Sarah Hegazis tragischer Tod hat weltweit Wellen der Solidarität ausgelöst. «Seitdem hat Ägypten aber weiterhin unverfroren LGBTQ*-Personen ins Visier genommen und misshandelt», kommentierte Rasha Younes von HRW den Report. «Die Behörden scheinen um die schlimmste Bilanz von Rechtsverletzungen in der Region zu konkurrieren, während das internationale Schweigen entsetzlich ist.»
Auch den Fall der zwanzigjährigen Malak al-Kashif hat HRW dokumentiert. Die Aktivistin wurde 2019 bei einem Protest in Kairo verhaftet. Gegenüber der NGO berichtet sie von der Folter, die sie im Gefängnis erlebt hat: Wie sie als trans Frau in einem Männergefängnis untergebracht wurde, wie sie bis heute unter einer posttraumatischen Belastungsstörung und sozialer Phobie leidet.

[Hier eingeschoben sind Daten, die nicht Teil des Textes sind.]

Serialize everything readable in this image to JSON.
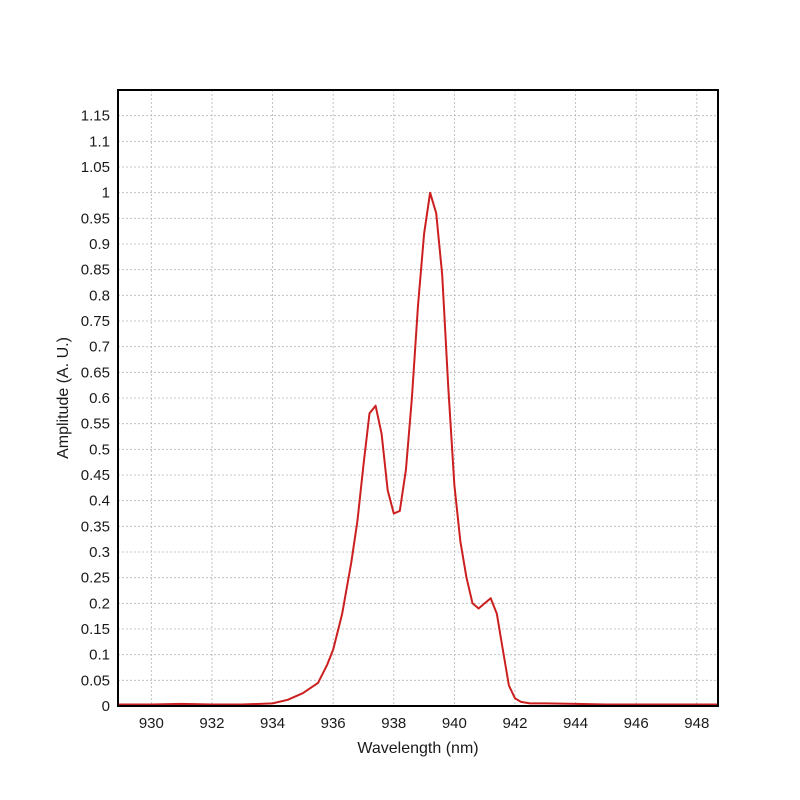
{
  "chart_data": {
    "type": "line",
    "title": "",
    "xlabel": "Wavelength (nm)",
    "ylabel": "Amplitude (A. U.)",
    "xlim": [
      928.9,
      948.7
    ],
    "ylim": [
      0,
      1.2
    ],
    "x_ticks": [
      930,
      932,
      934,
      936,
      938,
      940,
      942,
      944,
      946,
      948
    ],
    "y_ticks": [
      0,
      0.05,
      0.1,
      0.15,
      0.2,
      0.25,
      0.3,
      0.35,
      0.4,
      0.45,
      0.5,
      0.55,
      0.6,
      0.65,
      0.7,
      0.75,
      0.8,
      0.85,
      0.9,
      0.95,
      1,
      1.05,
      1.1,
      1.15
    ],
    "grid": true,
    "series_color": "#cc1f1f",
    "series": [
      {
        "x": [
          928.9,
          930,
          931,
          932,
          933,
          934,
          934.5,
          935,
          935.5,
          935.8,
          936,
          936.3,
          936.6,
          936.8,
          937,
          937.2,
          937.4,
          937.6,
          937.8,
          938,
          938.2,
          938.4,
          938.6,
          938.8,
          939,
          939.2,
          939.4,
          939.6,
          939.8,
          940,
          940.2,
          940.4,
          940.6,
          940.8,
          941,
          941.2,
          941.4,
          941.6,
          941.8,
          942,
          942.2,
          942.5,
          943,
          944,
          945,
          946,
          947,
          948,
          948.7
        ],
        "y": [
          0.003,
          0.003,
          0.004,
          0.003,
          0.003,
          0.005,
          0.012,
          0.025,
          0.045,
          0.08,
          0.11,
          0.18,
          0.28,
          0.36,
          0.47,
          0.57,
          0.585,
          0.53,
          0.42,
          0.375,
          0.38,
          0.46,
          0.6,
          0.78,
          0.92,
          1.0,
          0.96,
          0.84,
          0.62,
          0.43,
          0.32,
          0.25,
          0.2,
          0.19,
          0.2,
          0.21,
          0.18,
          0.11,
          0.04,
          0.015,
          0.008,
          0.005,
          0.005,
          0.004,
          0.003,
          0.003,
          0.003,
          0.003,
          0.003
        ]
      }
    ]
  }
}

«Ich bin nicht mehr die Person, die ich mal war», sagt Kashif. Trotzdem möchte sie das Land nicht verlassen. «Sarah Hegazis plötzlicher Tod hat unsere Community in Ägypten erschüttert. Sie war es, die queere Rechte auf die Tagesordnung der linken Bewegung gesetzt hat. Sie erinnert mich daran, dass meine Stimme in dieser Gesellschaft gebraucht wird.»